Sistani Calls for ‘Civil State’ in Iraq
Iraqi politicians — whether Shiites, Sunnis or Kurds — have for years tried to drag supreme Shiite cleric Ali al-Sistani into their ongoing political conflicts. To this day, certain parties have not grown tired in their efforts, through any means possible, to bridge the wide gap between the prevailing view in Najaf — based on religious figures maintaining distance from politics — and the prevailing theory in the Iranian city of Qom — based on religious figures assuming political roles.
However, Sistani — a charismatic man who adheres to a near-obsolete legacy that is hard to change — resisted, and is resisting, all of these attempts. He is doing so not only out of an ascetic desire to abstain from politics and power, but also to protect millions of his Shiite followers throughout the world from the effects of severing the thin line between the religious Shiite figure and the political leader.

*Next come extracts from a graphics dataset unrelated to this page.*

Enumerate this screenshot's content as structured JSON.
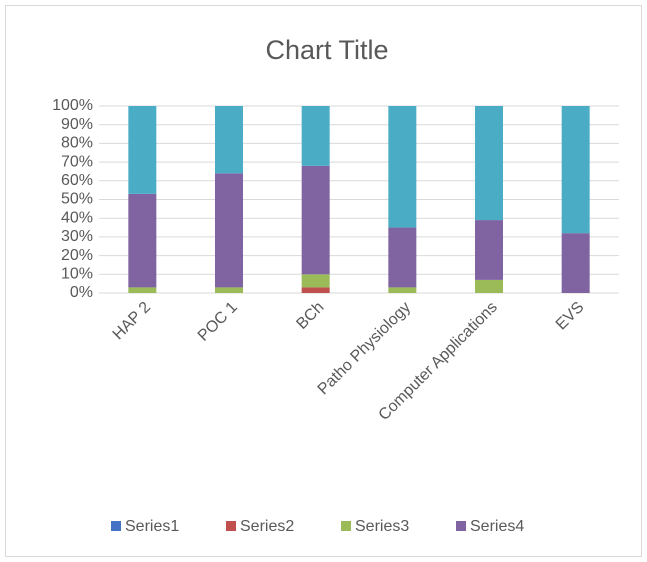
{
  "chart_data": {
    "type": "stacked_bar",
    "title": "Chart Title",
    "categories": [
      "HAP 2",
      "POC 1",
      "BCh",
      "Patho Physiology",
      "Computer Applications",
      "EVS"
    ],
    "series": [
      {
        "name": "Series1",
        "color": "#4472c4",
        "values": [
          0,
          0,
          0,
          0,
          0,
          0
        ]
      },
      {
        "name": "Series2",
        "color": "#c0504d",
        "values": [
          0,
          0,
          3,
          0,
          0,
          0
        ]
      },
      {
        "name": "Series3",
        "color": "#9bbb59",
        "values": [
          3,
          3,
          7,
          3,
          7,
          0
        ]
      },
      {
        "name": "Series4",
        "color": "#8064a2",
        "values": [
          50,
          61,
          58,
          32,
          32,
          32
        ]
      },
      {
        "color": "#4bacc6",
        "values": [
          47,
          36,
          32,
          65,
          61,
          68
        ]
      }
    ],
    "ylim": [
      0,
      100
    ],
    "yticks": [
      {
        "value": 0,
        "label": "0%"
      },
      {
        "value": 10,
        "label": "10%"
      },
      {
        "value": 20,
        "label": "20%"
      },
      {
        "value": 30,
        "label": "30%"
      },
      {
        "value": 40,
        "label": "40%"
      },
      {
        "value": 50,
        "label": "50%"
      },
      {
        "value": 60,
        "label": "60%"
      },
      {
        "value": 70,
        "label": "70%"
      },
      {
        "value": 80,
        "label": "80%"
      },
      {
        "value": 90,
        "label": "90%"
      },
      {
        "value": 100,
        "label": "100%"
      }
    ],
    "grid": true,
    "legend": "bottom"
  }
}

Sistani recently issued a serious of highly significant recommendations through his representative in Karbala regarding the crisis represented by the Sunni demonstrations in Iraq. He said that he is calling for a “civil state,” based on respect for the law and the constitution, human rights, and equality.
This supreme Islamic religious figure did not talk about a “religious state,” nor did he fill his speech to politicians and the public with religious expressions, Quranic verses, or sayings from the prophet. Rather, with clarity and in a language understood throughout the world, he called for “a civil state.”
This understanding not only means that Sistani deeply understands the movements within Islamic communities, and their diversity and conflicting visions regarding a “religious state” and its limits, but that he — like most senior Islamic clerics throughout history — fundamentally looks at society and the role of religion as an interactive, not unilateral, relationship. It was this vision that has allowed the Shiite sect to adapt to ongoing political and historical developments throughout history. And it is this same vision that allowed religion, and its position vis-à-vis politics, to be based on the idea of independence, not dependency or hostility.
Sistani’s vision differs from that of many Shiite religious and political leaders. Some of them still maintain the dream that the religious authorities will one day take charge of the premiership, while Sistani views religion as something symbolic of history, place and time, more than a governmental function.
A few days ago, Sistani met with the representative of the Secretary-General of the United Nations in Baghdad, Martin Kobler, and discussed with him the crisis relating to the demonstrations. The two men agreed on a road map that must be adopted to solve this crisis.
This meeting comes following a period of nearly three years in which Sistani had closed the door to Iraqi politicians. He did so as a result of his displeasure at their performance, and to force them to practice politics away from any religious or sectarian influence. He wanted politics to be practiced as “job” not as a “religious mission.” Yet when the crisis reached a dangerous level, Sistani had no choice but to clarify his understanding of the state. He views the state as a “civil” entity in which there is no difference between Shiites, Sunnis and Kurds, except at the ballot boxes. It is a state of “law,” where a modern constitution is harmonious with human rights; democracy is the basis, the judiciary rules. It is a “peaceful” state, meaning respect for international rules and law and discipline within the parameters of international peace and security.